La leyenda del camaleón Los perdedores que se transforman en héroes por accidente son los personajes predilectos de los dibujos animados. No hace falta hacer historia: un repaso por los recientes Wall-E, Up, Shrek o Toy Story 3 basta para confirmarlo. El camaleón de Rango se suma a esa larga lista en uno de los primeros lugares. ¿Por qué? Porque es patético, feo, falso, fanfarrón, mentiroso y cobarde. Sin embargo resulta tremendamente seductor y de alguna manera consigue que su destino sea el destino de todos. Gore Verbinsky, director de Piratas del Caribe, parece sentirse comodísimo con los personajes ambiguos. En cierto modo, Rango es una especie de Jack Sparrow del mundo de los lagartos. Tiene una moral por lo menos dudosa. No es que trate de adaptarse a lo que más le conviene para pasarla bien, sino que vive haciendo equilibrio para que sus sueños coincidan con la realidad. Quiere la gloria antes que el poder y en la zigzagueante distinción entre una y otra se mueve toda la verdad de esta historia fascinante. Por accidente el camaleón es expulsado de su plácida vida de mascota y queda perdido en una ruta que atraviesa el desierto de Mojave. Su primer interlocutor es un armadillo medio aplastado por una rueda. En la conversación entre los dos animales se concentra el universo de Rango. El armadillo le habla del espíritu del oeste y de la necesidad de cruzar “del otro lado de la ruta”. Un segundo después, el mismo camaleón se salva de ser aplastado tras una serie de accidentes unidos entre sí por un desopilante efecto dominó vial. Pero la verdadera historia del camaleón ocurre en Dirty Town, un pueblo de alimañas que se está quedado sin agua. De manera fortuita, más por comedido que por valiente, Rango se convierte a la vez en la gran esperanza de todos los habitantes y en la mano derecha del siniestro alcalde.

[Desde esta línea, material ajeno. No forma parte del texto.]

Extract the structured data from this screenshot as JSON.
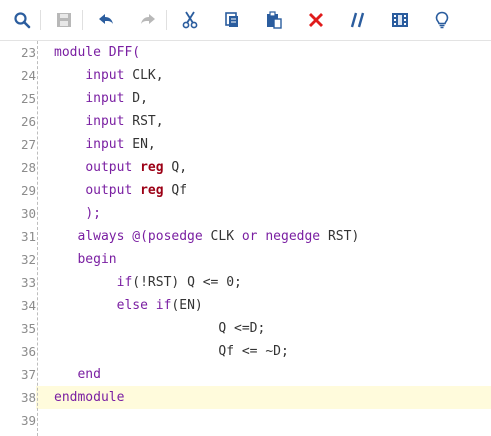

Si bien los rubros técnicos en animación ya no sorprenden a nadie, Rango es toda una excepción, por el nivel de extraña humanidad en el dibujo de cada uno de los animales (tortugas, ratas, serpientes, conejos, etcétera) y por la manera en que la poesía visual, el humor y las citas cinematográficas se integran en una historia que por sí misma se gradúa de leyenda.